Quasi a voler recuperare il tempo perduto, i
Memoriam di
Karl Willetts danno alle stampe il loro quarto album in cinque anni accasandosi presso la
Reaper Entertainment in quanto conclusosi il precedente contratto con la
Nuclear Blast con la pubblicazione di
“Requiem for manikind”.
Sarà un caso, ma l’accasarsi presso una nuova etichetta coincide con qualche piccola novità nel sound degli inglesi. Chiamatela evoluzione o passo in avanti oppure come meglio credete, ma durante l’ascolto di
“To the end (not final)” si sente il tentativo della band di slegarsi – o di allentare i legami – con l’ingombrante eredità dei fu
Bolt Thrower.
Certo il cd parte con una canzone che più che mai si ricollega a cotanto illustre passato, l’opener
“Onwards into battle” toccherà le nostalgiche corde dei vecchi fanti di prima linea del death metal forte di un riff tanto cadenzato quanto bellicoso invitandoci a cantare il refrain insieme al vecchio
Karl, ma nel prosieguo dell’ascolto si nota una seconda, diversa e più “moderna” anima (virgolettato d’obbligo, tenetelo a mente sia durante la lettura che durante l’ascolto del cd), farsi strada nella nuova fatica dei
Memoriam.
Così come non mi sarei mai aspettato di ritrovare la band alle prese con un registro marcatamente dalle fosche tinte doom come accade in
“Each step (one closer to the grave)”, un brano cadenzato e solenne che mi sarei aspettato nelle corde degli
Asphyx ma non in quelle degli inglesi ma che funziona perfettamente sia che venga preso singolarmente, sia che venga valutato nell’economia dell’intero lavoro.

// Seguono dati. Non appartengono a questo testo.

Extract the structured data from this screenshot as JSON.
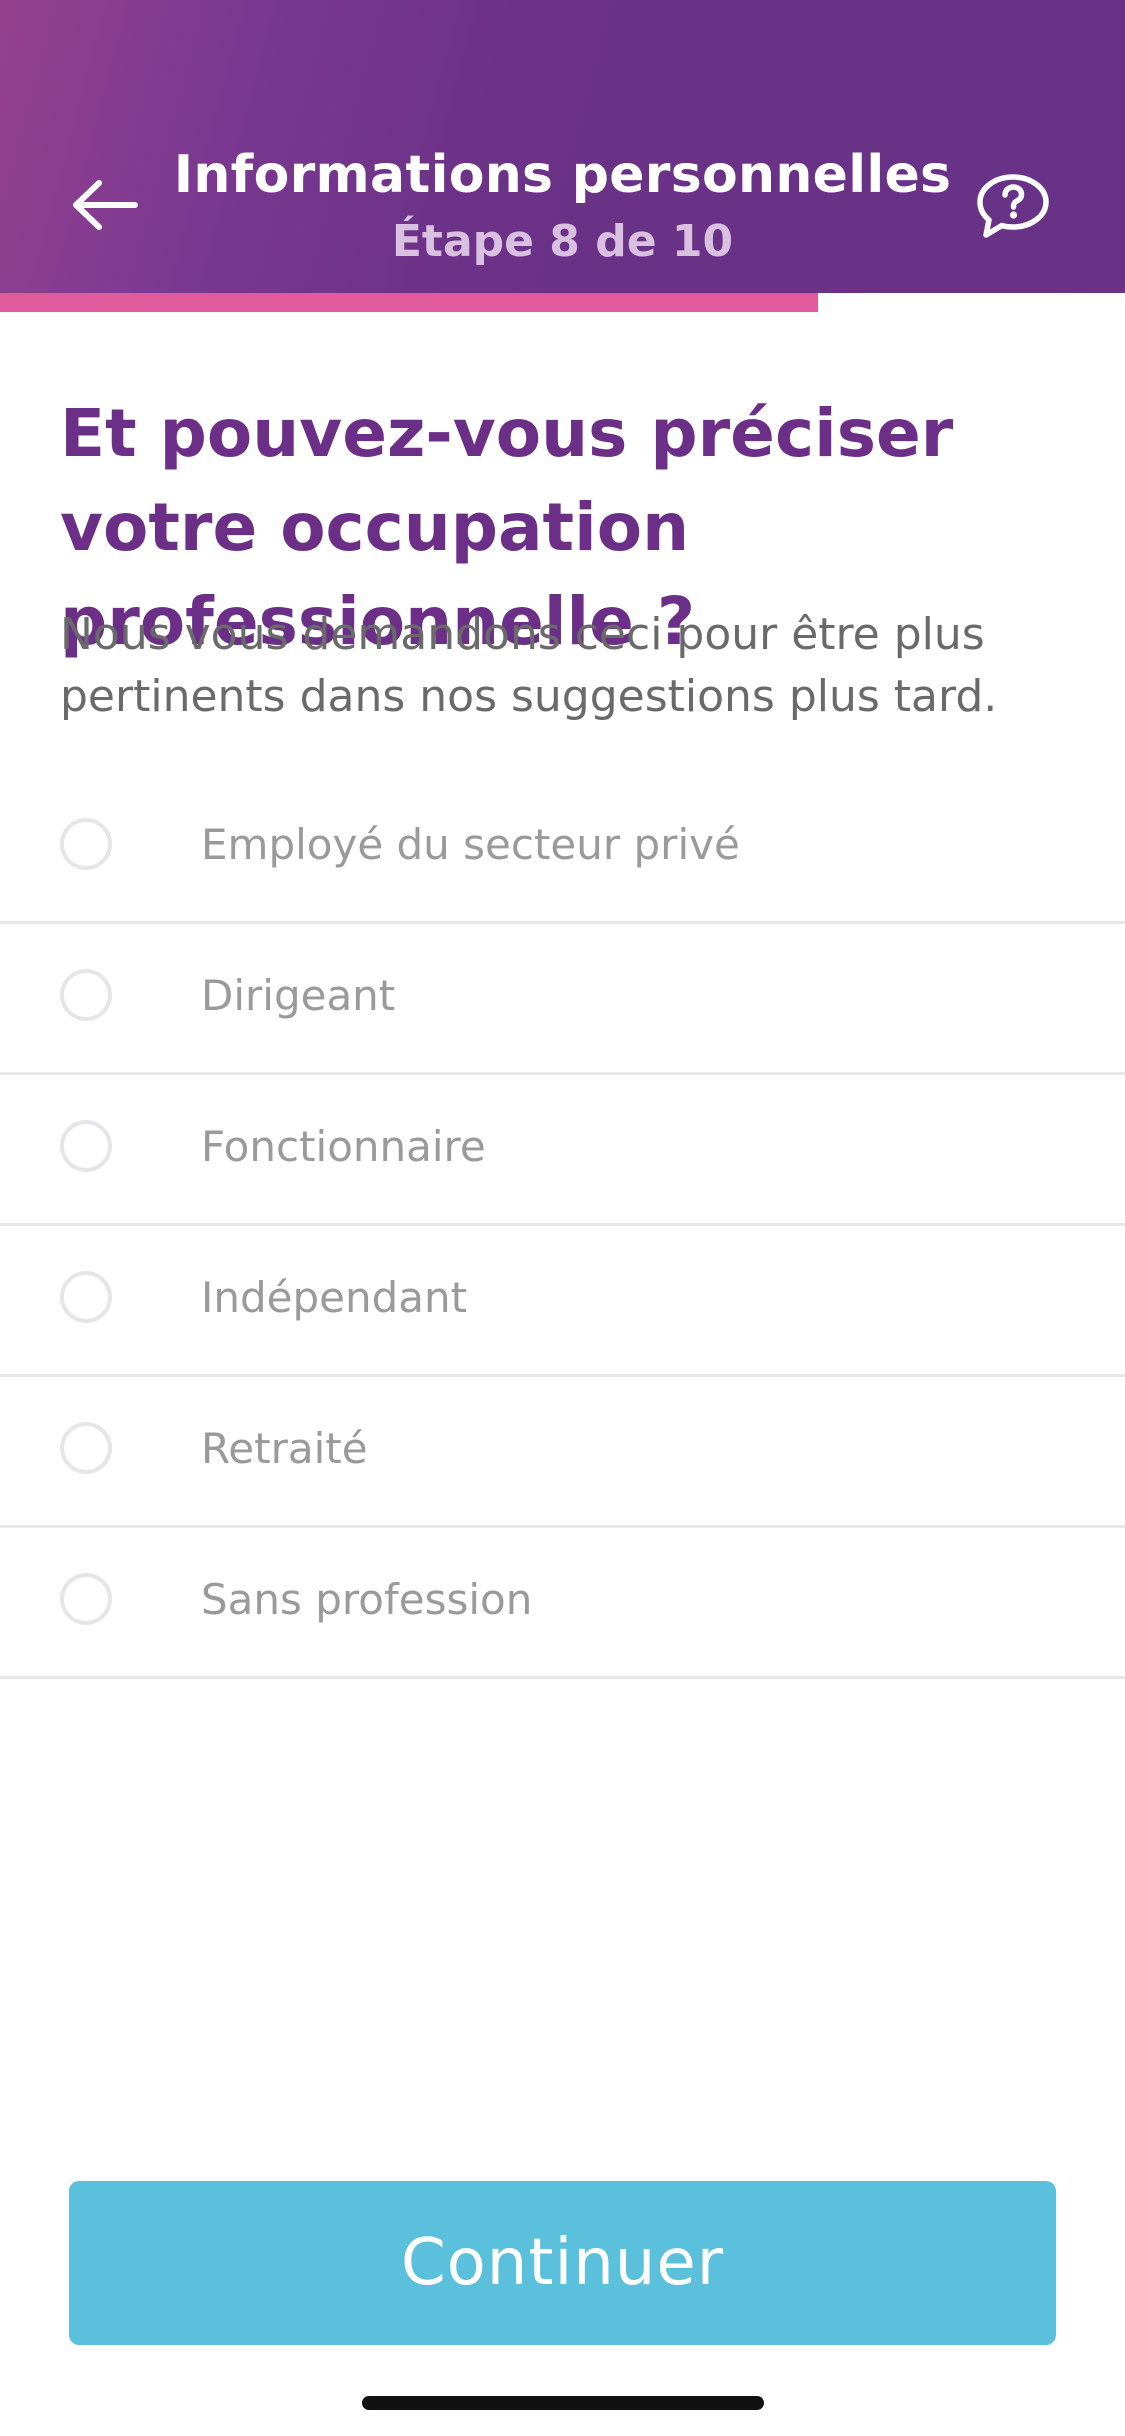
{
  "header": {
    "title": "Informations personnelles",
    "subtitle": "Étape 8 de 10",
    "back_icon": "arrow-left-icon",
    "help_icon": "speech-bubble-question-icon"
  },
  "progress": {
    "step": 8,
    "total": 10,
    "fraction": 0.727,
    "color": "#e05a9c"
  },
  "question": {
    "title": "Et pouvez-vous préciser votre occupation professionnelle ?",
    "description": "Nous vous demandons ceci pour être plus pertinents dans nos suggestions plus tard."
  },
  "options": [
    {
      "label": "Employé du secteur privé",
      "selected": false
    },
    {
      "label": "Dirigeant",
      "selected": false
    },
    {
      "label": "Fonctionnaire",
      "selected": false
    },
    {
      "label": "Indépendant",
      "selected": false
    },
    {
      "label": "Retraité",
      "selected": false
    },
    {
      "label": "Sans profession",
      "selected": false
    }
  ],
  "continue_button": {
    "label": "Continuer",
    "color": "#5bc0dc"
  },
  "colors": {
    "header_gradient_start": "#93418f",
    "header_gradient_end": "#673287",
    "question_title": "#6b2f88",
    "accent_pink": "#e05a9c"
  }
}
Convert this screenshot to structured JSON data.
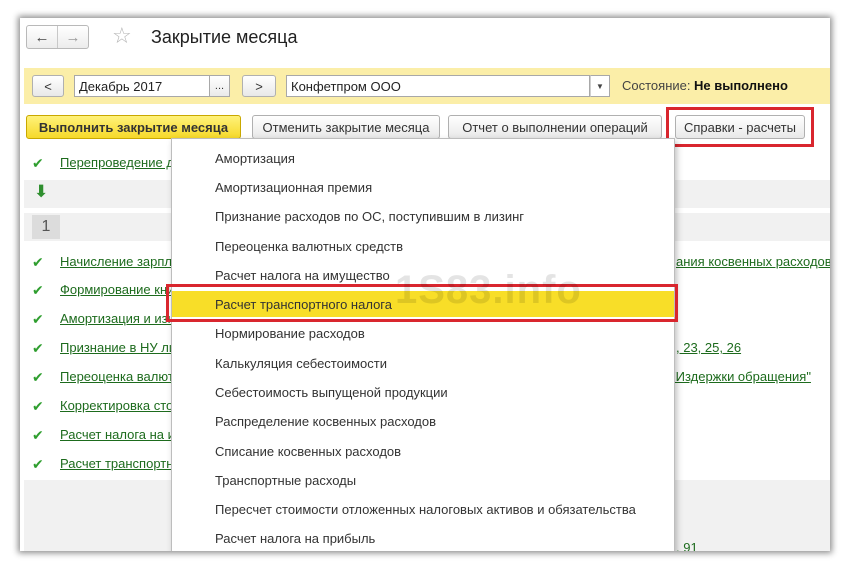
{
  "window": {
    "title": "Закрытие месяца"
  },
  "filter": {
    "prev_label": "<",
    "period": "Декабрь 2017",
    "dots_label": "...",
    "next_label": ">",
    "organization": "Конфетпром ООО",
    "state_label": "Состояние:",
    "state_value": "Не выполнено"
  },
  "actions": {
    "run_label": "Выполнить закрытие месяца",
    "cancel_label": "Отменить закрытие месяца",
    "report_label": "Отчет о выполнении операций",
    "references_label": "Справки - расчеты"
  },
  "tasks": {
    "items": [
      "Перепроведение д",
      "Начисление зарпла",
      "Формирование кни",
      "Амортизация и изн",
      "Признание в НУ ли",
      "Переоценка валют",
      "Корректировка стои",
      "Расчет налога на и",
      "Расчет транспортн"
    ],
    "group_number": "1",
    "right_links": [
      "ания косвенных расходов",
      ", 23, 25, 26",
      "\"Издержки обращения\"",
      ", 91"
    ]
  },
  "menu": {
    "items": [
      "Амортизация",
      "Амортизационная премия",
      "Признание расходов по ОС, поступившим в лизинг",
      "Переоценка валютных средств",
      "Расчет налога на имущество",
      "Расчет транспортного налога",
      "Нормирование расходов",
      "Калькуляция себестоимости",
      "Себестоимость выпущеной продукции",
      "Распределение косвенных расходов",
      "Списание косвенных расходов",
      "Транспортные расходы",
      "Пересчет стоимости отложенных налоговых активов и обязательства",
      "Расчет налога на прибыль"
    ],
    "selected_index": 5
  },
  "watermark": "1S83.info",
  "colors": {
    "accent_yellow": "#f8de28",
    "highlight_red": "#d9262e",
    "link_green": "#1d6b1d",
    "check_green": "#2f9e2f"
  }
}
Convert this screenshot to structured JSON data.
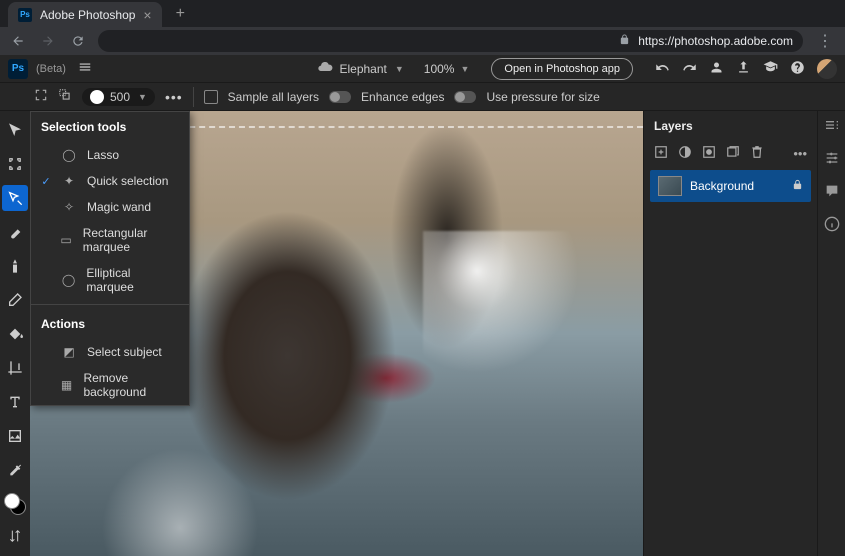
{
  "browser": {
    "tab_title": "Adobe Photoshop",
    "url": "https://photoshop.adobe.com"
  },
  "header": {
    "beta_label": "(Beta)",
    "doc_name": "Elephant",
    "zoom": "100%",
    "open_app_label": "Open in Photoshop app"
  },
  "options": {
    "brush_size": "500",
    "sample_all": "Sample all layers",
    "enhance": "Enhance edges",
    "pressure": "Use pressure for size"
  },
  "flyout": {
    "title": "Selection tools",
    "items": [
      "Lasso",
      "Quick selection",
      "Magic wand",
      "Rectangular marquee",
      "Elliptical marquee"
    ],
    "actions_title": "Actions",
    "actions": [
      "Select subject",
      "Remove background"
    ]
  },
  "layers": {
    "title": "Layers",
    "bg_label": "Background"
  }
}
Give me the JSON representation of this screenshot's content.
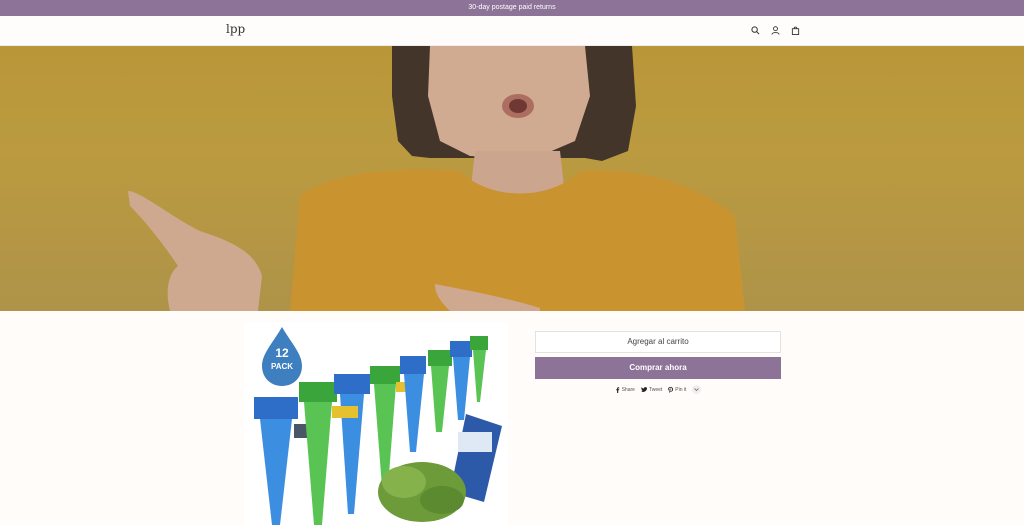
{
  "announcement": {
    "text": "30-day postage paid returns"
  },
  "header": {
    "logo": "lpp",
    "icons": [
      "search-icon",
      "account-icon",
      "cart-icon"
    ]
  },
  "product": {
    "image_badge": {
      "line1": "12",
      "line2": "PACK"
    }
  },
  "actions": {
    "add_to_cart": "Agregar al carrito",
    "buy_now": "Comprar ahora"
  },
  "share": {
    "items": [
      {
        "icon": "facebook-icon",
        "label": "Share"
      },
      {
        "icon": "twitter-icon",
        "label": "Tweet"
      },
      {
        "icon": "pinterest-icon",
        "label": "Pin it"
      }
    ]
  },
  "colors": {
    "accent": "#8c7397",
    "hero_bg": "#c69f34",
    "page_bg": "#fffcf9"
  }
}
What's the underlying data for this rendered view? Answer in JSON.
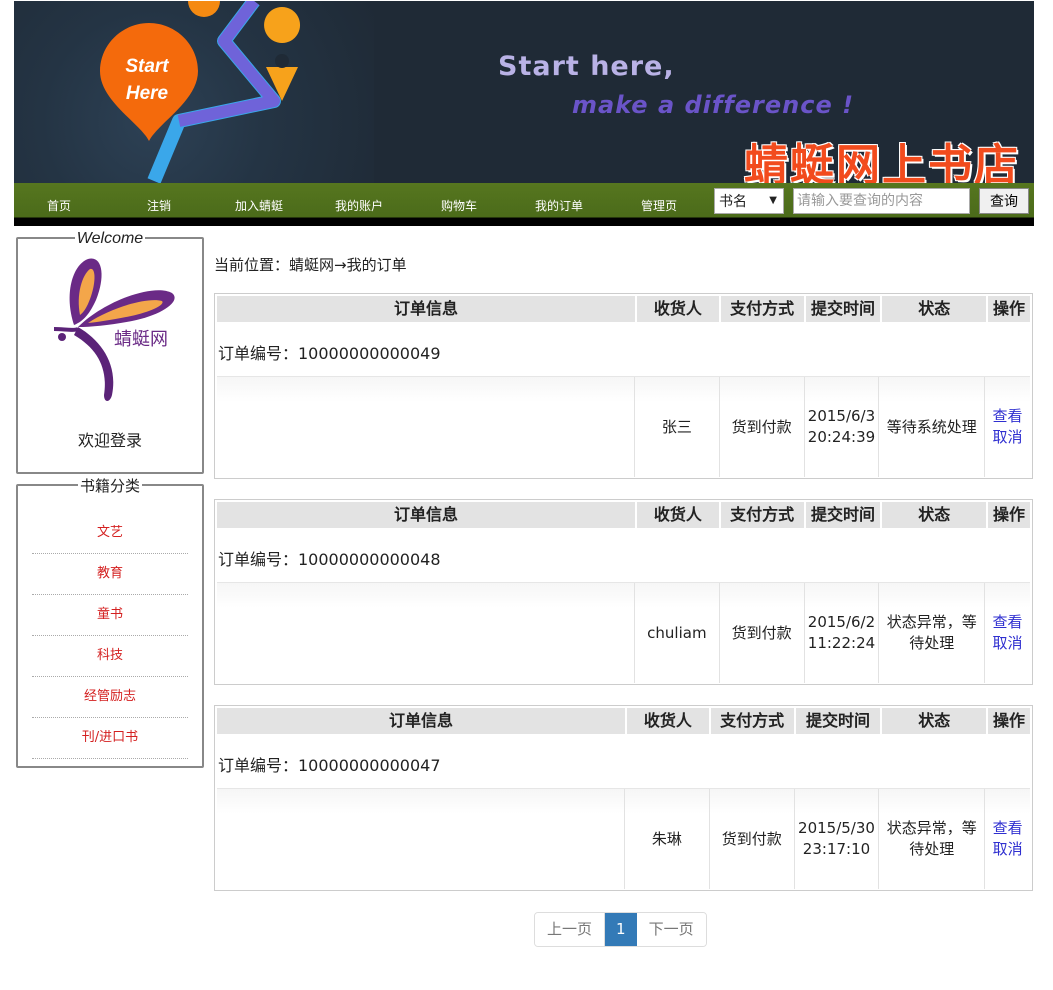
{
  "banner": {
    "start_line1": "Start",
    "start_line2": "Here",
    "slogan_line1": "Start here,",
    "slogan_line2": "make a difference !",
    "shop_name": "蜻蜓网上书店"
  },
  "nav": {
    "items": [
      "首页",
      "注销",
      "加入蜻蜓",
      "我的账户",
      "购物车",
      "我的订单",
      "管理页"
    ],
    "search_type": "书名",
    "search_placeholder": "请输入要查询的内容",
    "search_button": "查询"
  },
  "sidebar": {
    "welcome_legend": "Welcome",
    "logo_text": "蜻蜓网",
    "welcome_text": "欢迎登录",
    "category_legend": "书籍分类",
    "categories": [
      "文艺",
      "教育",
      "童书",
      "科技",
      "经管励志",
      "刊/进口书"
    ]
  },
  "breadcrumb": "当前位置：蜻蜓网→我的订单",
  "table_headers": {
    "info": "订单信息",
    "receiver": "收货人",
    "payment": "支付方式",
    "time": "提交时间",
    "status": "状态",
    "action": "操作"
  },
  "orders": [
    {
      "number_label": "订单编号：10000000000049",
      "receiver": "张三",
      "payment": "货到付款",
      "time": "2015/6/3 20:24:39",
      "status": "等待系统处理",
      "view": "查看",
      "cancel": "取消"
    },
    {
      "number_label": "订单编号：10000000000048",
      "receiver": "chuliam",
      "payment": "货到付款",
      "time": "2015/6/2 11:22:24",
      "status": "状态异常，等待处理",
      "view": "查看",
      "cancel": "取消"
    },
    {
      "number_label": "订单编号：10000000000047",
      "receiver": "朱琳",
      "payment": "货到付款",
      "time": "2015/5/30 23:17:10",
      "status": "状态异常，等待处理",
      "view": "查看",
      "cancel": "取消"
    }
  ],
  "pagination": {
    "prev": "上一页",
    "current": "1",
    "next": "下一页"
  },
  "colors": {
    "nav_green": "#4b6b1a",
    "category_red": "#d42020",
    "link_blue": "#2f2fd0",
    "pager_active": "#337ab7"
  }
}
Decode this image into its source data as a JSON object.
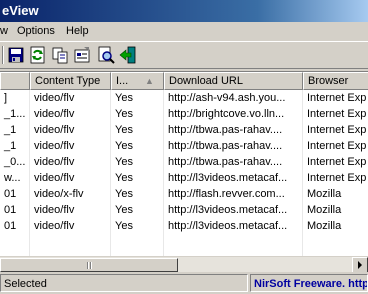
{
  "window": {
    "title": "eView"
  },
  "menu": {
    "view": "w",
    "options": "Options",
    "help": "Help"
  },
  "toolbar": {
    "buttons": [
      "save-icon",
      "refresh-icon",
      "copy-icon",
      "properties-icon",
      "find-icon",
      "exit-icon"
    ]
  },
  "table": {
    "columns": [
      "",
      "Content Type",
      "I...",
      "Download URL",
      "Browser"
    ],
    "sort_indicator": "▲",
    "rows": [
      [
        "]",
        "video/flv",
        "Yes",
        "http://ash-v94.ash.you...",
        "Internet Exp"
      ],
      [
        "_1...",
        "video/flv",
        "Yes",
        "http://brightcove.vo.lln...",
        "Internet Exp"
      ],
      [
        "_1",
        "video/flv",
        "Yes",
        "http://tbwa.pas-rahav....",
        "Internet Exp"
      ],
      [
        "_1",
        "video/flv",
        "Yes",
        "http://tbwa.pas-rahav....",
        "Internet Exp"
      ],
      [
        "_0...",
        "video/flv",
        "Yes",
        "http://tbwa.pas-rahav....",
        "Internet Exp"
      ],
      [
        "w...",
        "video/flv",
        "Yes",
        "http://l3videos.metacaf...",
        "Internet Exp"
      ],
      [
        "01",
        "video/x-flv",
        "Yes",
        "http://flash.revver.com...",
        "Mozilla"
      ],
      [
        "01",
        "video/flv",
        "Yes",
        "http://l3videos.metacaf...",
        "Mozilla"
      ],
      [
        "01",
        "video/flv",
        "Yes",
        "http://l3videos.metacaf...",
        "Mozilla"
      ]
    ]
  },
  "status": {
    "selected": " Selected",
    "credit": "NirSoft Freeware.  http://w",
    "credit_color": "#0000a0"
  }
}
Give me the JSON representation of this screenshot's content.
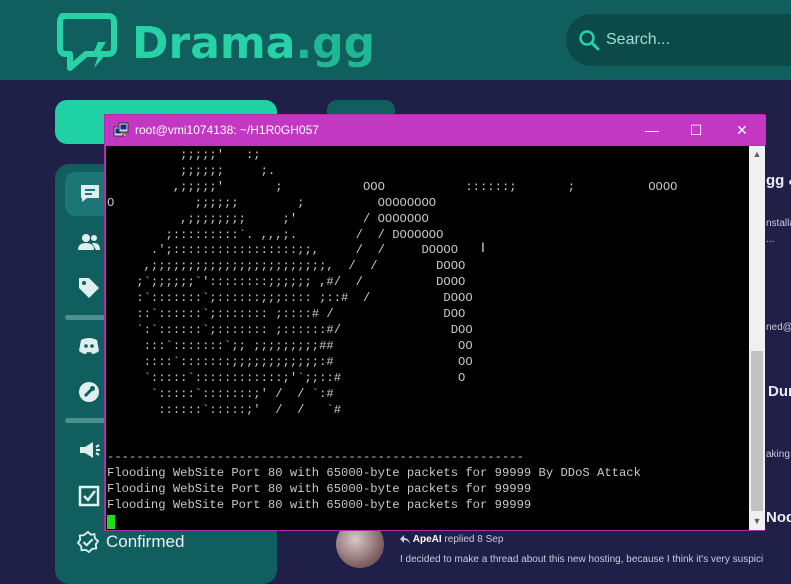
{
  "site": {
    "logo_main": "Drama",
    "logo_tld": ".gg",
    "search_placeholder": "Search..."
  },
  "sidebar": {
    "confirmed_label": "Confirmed"
  },
  "right_fragments": {
    "f1": "gg &",
    "f2": "nstalla",
    "f3": "...",
    "f4": "ned@",
    "f5": "Dun",
    "f6": "aking",
    "f7": "Nod"
  },
  "reply": {
    "user": "ApeAI",
    "text": "replied 8 Sep",
    "preview": "I decided to make a thread about this new hosting, because I think it's very suspici"
  },
  "terminal": {
    "title": "root@vmi1074138: ~/H1R0GH057",
    "minimize": "—",
    "maximize": "☐",
    "close": "✕",
    "lines": [
      "          ;;;;;'   :;",
      "          ;;;;;;     ;.",
      "         ,;;;;;'       ;           OOO           ::::::;       ;          OOOO",
      "O           ;;;;;;        ;          OOOOOOOO",
      "          ,;;;;;;;;     ;'         / OOOOOOO",
      "        ;:::::::::`. ,,,;.        /  / DOOOOOO",
      "      .';:::::::::::::::::;;,     /  /     DOOOO",
      "     ,;;;;;;;;;;;;;;;;;;;;;;;;,  /  /        DOOO",
      "    ;`;;;;;;`'::::::::;;;;;; ,#/  /          DOOO",
      "    :`:::::::`;::::::;;;:::: ;::#  /          DOOO",
      "    ::`::::::`;::::::: ;::::# /               DOO",
      "    `:`::::::`;::::::: ;::::::#/               DOO",
      "     :::`:::::::`;; ;;;;;;;;;##                 OO",
      "     ::::`:::::::;;;;;;;;;;;;:#                 OO",
      "     `:::::`::::::::::::;'`;;::#                O",
      "      `:::::`:::::::;' /  / `:#",
      "       ::::::`:::::;'  /  /   `#",
      "",
      "",
      "---------------------------------------------------------",
      "Flooding WebSite Port 80 with 65000-byte packets for 99999 By DDoS Attack",
      "Flooding WebSite Port 80 with 65000-byte packets for 99999",
      "Flooding WebSite Port 80 with 65000-byte packets for 99999"
    ]
  },
  "colors": {
    "brand": "#27d3a6",
    "header_bg": "#115e5e",
    "page_bg": "#1f1f47",
    "title_bar": "#c338c3",
    "cursor": "#1fdc1f"
  }
}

Faccio un passo indietro e ritorno a quell’anima più “moderna” che vi accennavo poco sopra, gli echi di queste nuove aperture li troviamo nella titletrack, in
“Vacant stare” ma soprattutto in
“Mass psychosis” che con le sue dissonanze è sicuramente la più sperimentale del lotto.
La bella e conclusiva
“As my heart grows cold” riporta i Memoriam su livelli più old school giocando con un registro dinamico ma in cui non manca una sfumatura sofferta e malinconica per quello che è uno dei punti migliori di
"To the end (not final)”.
In passato non sono stato tenero nei confronti della creatura di
Willetts & Co., ma questa volta sono riusciti a creare un lavoro più intrigante e sfaccettato, in cui viene premiata la voglia di osare e di guardare in avanti gestendo con più leggerezza il “fattore nostalgia”.